‘Happy Birthday, Clarence!’ (Not that it matters that he was killed less than an hour after his birthday.)
Clarence Ray Allen wasn not a nice man. He was sent to prison for having his son’s 17-year-old girlfriend killed because he was afraid she would tell police about a grocery store robbery he committed. In 1982 he was sentenced to die for hiring a hit man who killed a witness and two bystanders. I’m opposed to capital punishment, but I can’t cry for this guy.
But. Allen was legally blind, deaf, had diabetes, and was confined to a wheelchair. In September he suffered a near-fatal heart attack. And he was 76 years old, the oldest person executed in California and the second-oldest prisoner executed in the U.S. after a 77-year-old was executed in Mississippi last month.
Was this guy a threat to society? What purpose was served by executing a blind, deaf cripple? Only revenge. Citizens of California are no safer today than the were yesterday because of this guy’s execution.
Saying that the blind, or deaf, or crippled don’t pose a threat to society is stating that they have a diminished capacity, capability, or use when going about their daily lives. This sort of attitude was routinely used in the past to deny them housing and employment.
Equal rights and equal access in society necessarily entails equal responsibilities as well.
If you want to make a case against the death penalty, a case can be made against it on its merits. I don’t think making a case against it based on a discriminatory policy against the disabled would convince me.
We agree on this. The “poster child” strategy of opposing the death penalty is just stupid. The strategy should be on convincing people such as yourself that the death penalty is, in all cases, morally wrong. It may be slower, with more fits and starts, but in the long run, it is the only strategy that will win, and more importantly, the only strategy that will ensure the battle stays won.
I have to agree here, mostly. That is, if one is going to have a death penalty, it must be carried out without prejudice. The fact that the executee was an “old blind cripple” doesn’t and shouldn’t have anything to do with it. After all, executions aren’t for the good of the person being executed. I have a very “Law & Order” mentality when it comes to this.
That having been said, I do oppose the death penalty on moral grounds and believe it should be eliminated altogether. Partly because of the ever-present fear of wrongful conviction, and partly because I do not believe it is our place, as a society, to decide who should die. But that’s just me.
I disagree. The proper strategy is to focus on people’s skepticism regarding the accuracy of the legal system. Hammer away on the idea that if you’re going to give someone a permanent, unfixable punishment like death that the system needs to be 100% accurate. I think that most people can get behind that, even if they feel that there are some crimes worthy of the death penalty.
Ailments like this will probably affect near every death row inmate should the period between their sentencing and day of reckoning be stretched out long enough. This may speak more to the duration he was on DR and the length of the appeals process, about 26 years for this case if I remember correctly, than to any twisted desires of revenge against the infirmed.
The problem with that, as I see it, is that someday science or the court system will make changes that those people believe makes the death penalty 100% accurate.
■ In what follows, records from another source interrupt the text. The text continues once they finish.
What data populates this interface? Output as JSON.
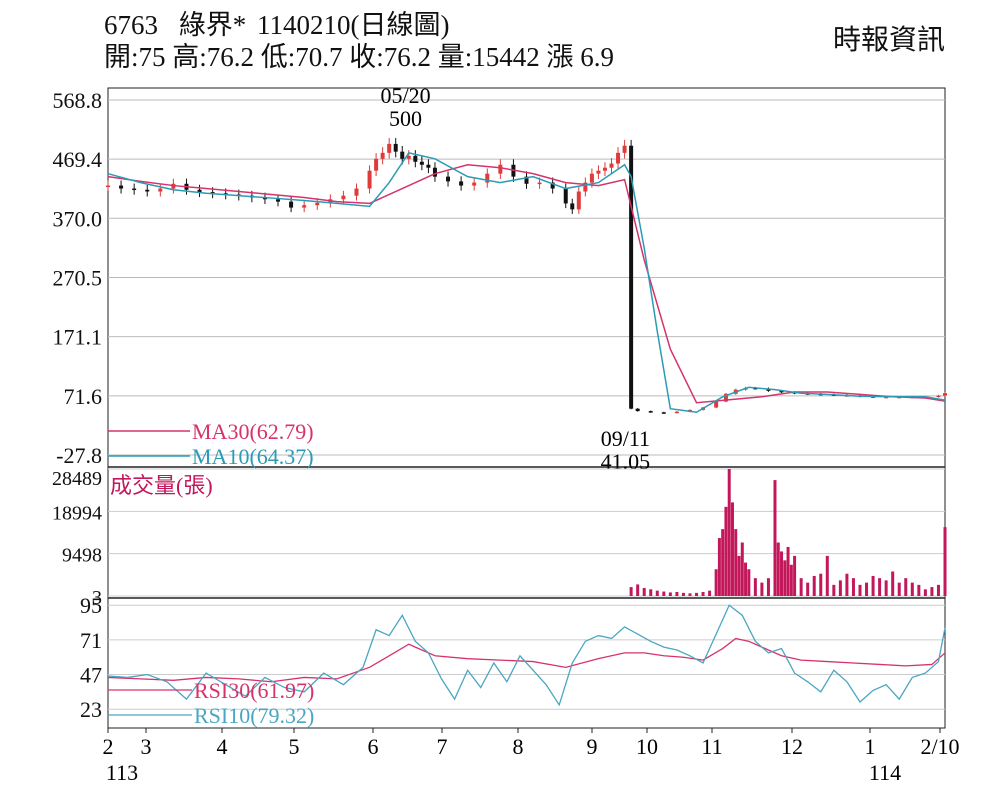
{
  "header": {
    "code": "6763",
    "name": "綠界*",
    "date": "1140210",
    "chart_kind": "(日線圖)",
    "quote": "開:75 高:76.2 低:70.7 收:76.2 量:15442 漲 6.9",
    "source": "時報資訊"
  },
  "chart_data": [
    {
      "type": "line",
      "panel": "price",
      "y_ticks": [
        "568.8",
        "469.4",
        "370.0",
        "270.5",
        "171.1",
        "71.6",
        "-27.8"
      ],
      "ylim": [
        -27.8,
        568.8
      ],
      "grid": true,
      "annotations": [
        {
          "label_top": "05/20",
          "label_bottom": "500",
          "x": 5.55,
          "y": 500
        },
        {
          "label_top": "09/11",
          "label_bottom": "41.05",
          "x": 9.05,
          "y": 41.05
        }
      ],
      "candles_x": [
        1.0,
        1.2,
        1.4,
        1.6,
        1.8,
        2.0,
        2.2,
        2.4,
        2.6,
        2.8,
        3.0,
        3.2,
        3.4,
        3.6,
        3.8,
        4.0,
        4.2,
        4.4,
        4.6,
        4.8,
        5.0,
        5.1,
        5.2,
        5.3,
        5.4,
        5.5,
        5.6,
        5.7,
        5.8,
        5.9,
        6.0,
        6.2,
        6.4,
        6.6,
        6.8,
        7.0,
        7.2,
        7.4,
        7.6,
        7.8,
        8.0,
        8.1,
        8.2,
        8.3,
        8.4,
        8.5,
        8.6,
        8.7,
        8.8,
        8.9,
        9.0,
        9.1,
        9.3,
        9.5,
        9.7,
        9.9,
        10.1,
        10.3,
        10.45,
        10.6,
        10.75,
        10.9,
        11.1,
        11.3,
        11.5,
        11.7,
        11.9,
        12.1,
        12.3,
        12.5,
        12.7,
        12.9,
        13.1,
        13.3,
        13.5,
        13.7,
        13.8
      ],
      "close": [
        425,
        420,
        418,
        415,
        420,
        428,
        418,
        414,
        412,
        410,
        408,
        405,
        402,
        398,
        388,
        392,
        396,
        402,
        408,
        420,
        450,
        470,
        480,
        495,
        482,
        470,
        475,
        465,
        460,
        455,
        440,
        432,
        425,
        430,
        445,
        460,
        440,
        428,
        430,
        420,
        395,
        385,
        415,
        430,
        445,
        450,
        455,
        462,
        480,
        492,
        50,
        46,
        44,
        43,
        45,
        48,
        52,
        62,
        75,
        82,
        85,
        84,
        80,
        78,
        76,
        75,
        74,
        73,
        72,
        71,
        70,
        70,
        70,
        70,
        70,
        72,
        76.2
      ],
      "series": [
        {
          "name": "MA30(62.79)",
          "color": "#d6336c",
          "x": [
            1.0,
            1.5,
            2.0,
            2.5,
            3.0,
            3.5,
            4.0,
            4.5,
            5.0,
            5.5,
            6.0,
            6.5,
            7.0,
            7.5,
            8.0,
            8.5,
            8.9,
            9.2,
            9.6,
            10.0,
            10.5,
            11.0,
            11.5,
            12.0,
            12.5,
            13.0,
            13.5,
            13.8
          ],
          "values": [
            440,
            432,
            425,
            420,
            415,
            410,
            405,
            398,
            395,
            420,
            445,
            460,
            455,
            445,
            430,
            425,
            435,
            300,
            150,
            60,
            65,
            70,
            78,
            78,
            74,
            70,
            68,
            62.79
          ]
        },
        {
          "name": "MA10(64.37)",
          "color": "#2b9bb5",
          "x": [
            1.0,
            1.5,
            2.0,
            2.5,
            3.0,
            3.5,
            4.0,
            4.5,
            5.0,
            5.3,
            5.6,
            6.0,
            6.5,
            7.0,
            7.5,
            8.0,
            8.5,
            8.9,
            9.0,
            9.2,
            9.4,
            9.6,
            10.0,
            10.4,
            10.8,
            11.2,
            11.6,
            12.0,
            12.5,
            13.0,
            13.5,
            13.8
          ],
          "values": [
            445,
            430,
            418,
            412,
            408,
            404,
            400,
            395,
            390,
            430,
            480,
            470,
            440,
            430,
            440,
            420,
            430,
            460,
            440,
            320,
            180,
            50,
            44,
            70,
            86,
            82,
            76,
            74,
            71,
            70,
            70,
            64.37
          ]
        }
      ]
    },
    {
      "type": "bar",
      "panel": "volume",
      "label": "成交量(張)",
      "y_ticks": [
        "28489",
        "18994",
        "9498",
        "3"
      ],
      "ylim": [
        3,
        28489
      ],
      "x": [
        9.0,
        9.1,
        9.2,
        9.3,
        9.4,
        9.5,
        9.6,
        9.7,
        9.8,
        9.9,
        10.0,
        10.1,
        10.2,
        10.3,
        10.35,
        10.4,
        10.45,
        10.5,
        10.55,
        10.6,
        10.65,
        10.7,
        10.75,
        10.8,
        10.9,
        11.0,
        11.1,
        11.2,
        11.25,
        11.3,
        11.35,
        11.4,
        11.45,
        11.5,
        11.6,
        11.7,
        11.8,
        11.9,
        12.0,
        12.1,
        12.2,
        12.3,
        12.4,
        12.5,
        12.6,
        12.7,
        12.8,
        12.9,
        13.0,
        13.1,
        13.2,
        13.3,
        13.4,
        13.5,
        13.6,
        13.7,
        13.8
      ],
      "values": [
        2000,
        2600,
        1800,
        1500,
        1200,
        1000,
        800,
        900,
        700,
        600,
        700,
        900,
        1200,
        6000,
        13000,
        15000,
        20000,
        28489,
        21000,
        15000,
        9000,
        12000,
        7500,
        6000,
        4000,
        3000,
        4000,
        26000,
        12000,
        10000,
        8000,
        11000,
        7000,
        9000,
        4000,
        3000,
        4500,
        5000,
        9000,
        2500,
        3500,
        5000,
        4000,
        2500,
        3000,
        4500,
        4000,
        3500,
        5500,
        3000,
        4000,
        3000,
        2500,
        1500,
        2000,
        2500,
        15442
      ],
      "grid": true
    },
    {
      "type": "line",
      "panel": "rsi",
      "y_ticks": [
        "95",
        "71",
        "47",
        "23"
      ],
      "ylim": [
        10,
        100
      ],
      "series": [
        {
          "name": "RSI30(61.97)",
          "color": "#d6336c",
          "x": [
            1.0,
            1.5,
            2.0,
            2.5,
            3.0,
            3.5,
            4.0,
            4.5,
            5.0,
            5.3,
            5.6,
            6.0,
            6.5,
            7.0,
            7.5,
            8.0,
            8.5,
            8.9,
            9.2,
            9.5,
            9.8,
            10.1,
            10.4,
            10.6,
            10.8,
            11.0,
            11.3,
            11.6,
            12.0,
            12.4,
            12.8,
            13.2,
            13.6,
            13.8
          ],
          "values": [
            45,
            44,
            43,
            45,
            44,
            42,
            45,
            44,
            52,
            60,
            68,
            60,
            58,
            57,
            56,
            52,
            58,
            62,
            62,
            60,
            59,
            57,
            65,
            72,
            70,
            66,
            60,
            57,
            56,
            55,
            54,
            53,
            54,
            61.97
          ]
        },
        {
          "name": "RSI10(79.32)",
          "color": "#4aa6c2",
          "x": [
            1.0,
            1.3,
            1.6,
            1.9,
            2.2,
            2.5,
            2.8,
            3.1,
            3.4,
            3.7,
            4.0,
            4.3,
            4.6,
            4.9,
            5.1,
            5.3,
            5.5,
            5.7,
            5.9,
            6.1,
            6.3,
            6.5,
            6.7,
            6.9,
            7.1,
            7.3,
            7.5,
            7.7,
            7.9,
            8.1,
            8.3,
            8.5,
            8.7,
            8.9,
            9.1,
            9.3,
            9.5,
            9.7,
            9.9,
            10.1,
            10.3,
            10.5,
            10.7,
            10.9,
            11.1,
            11.3,
            11.5,
            11.7,
            11.9,
            12.1,
            12.3,
            12.5,
            12.7,
            12.9,
            13.1,
            13.3,
            13.5,
            13.7,
            13.8
          ],
          "values": [
            46,
            45,
            47,
            42,
            30,
            48,
            40,
            32,
            45,
            38,
            35,
            48,
            40,
            52,
            78,
            74,
            88,
            70,
            62,
            44,
            30,
            50,
            38,
            55,
            42,
            60,
            50,
            40,
            26,
            55,
            70,
            74,
            72,
            80,
            75,
            70,
            66,
            64,
            60,
            55,
            75,
            95,
            88,
            70,
            62,
            65,
            48,
            42,
            35,
            50,
            42,
            28,
            36,
            40,
            30,
            45,
            48,
            56,
            79.32
          ]
        }
      ]
    }
  ],
  "x_axis": {
    "ticks": [
      {
        "label": "2",
        "x": 1.0
      },
      {
        "label": "3",
        "x": 1.5
      },
      {
        "label": "4",
        "x": 2.5
      },
      {
        "label": "5",
        "x": 3.5
      },
      {
        "label": "6",
        "x": 4.5
      },
      {
        "label": "7",
        "x": 5.5
      },
      {
        "label": "8",
        "x": 6.5
      },
      {
        "label": "9",
        "x": 7.5
      },
      {
        "label": "10",
        "x": 8.5
      },
      {
        "label": "11",
        "x": 9.5
      },
      {
        "label": "12",
        "x": 10.5
      },
      {
        "label": "1",
        "x": 11.5
      },
      {
        "label": "2/10",
        "x": 12.5
      }
    ],
    "year_labels": [
      {
        "label": "113",
        "x": 1.0
      },
      {
        "label": "114",
        "x": 11.5
      }
    ]
  }
}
Then they will be right behind the death penalty again. It’s not a permanent solution.
Was society safe from him because he was in prison? Let’s not forget that he wasn’t being executed because he murdered a seventeen year old girl - he was being executed because he ordered three witnesses in that case killed while he was in prison. Those three people were certainly not safe just because Allen was in jail.
Beside reflecting on what was said above, sentencing based on merits regardless, I’m not sure I was trying to make a point more than just acknowledging the fact that delays bring with them a new crop of issues. It’s no different than when a criminal escapes capture for a number of years and then’s finally caught. What then? Should sentencing reflect his crime regardless of his/her physical condition or should that be considered? Contrary to having an answer, I think it’s an interesting question.
Having the restrictions he did would not have made him harmless.
I read a book awhile ago that was the memoirs of a forensic anthropologist. In it he told about one case he investigated in which a seemingly feeble, 85 year old man had shot to death, and then dumped the body of his son-in-law in his septic tank.
I think your emotions are misplaced. Here’s the problem, quoting from Wikipedia (bolding mine):
It took 23 plus years to carry out the sentence. That’s what you should be pissed about, amigo. Had this execution been carried out in a timely fashion like it was supposed to be, we wouldn’t be having this discussion today.
That’s fine. I would have no problem with the DP if the legal system was 100% accurate. But I suspect that 100% accuracy is a long, long ways off and there’s plenty of time to change people’s attitude as to the morality of the DP during that span if you’re looking for a permanent solution.
What I’m saying is this: He was locked up for 23 years. He was not a threat to society. If he has been neutralised as a threat, then what’s the point of killing him? What purpose does it serve? That it took so long to kill him only points to the effectiveness of incarceration instead of execution.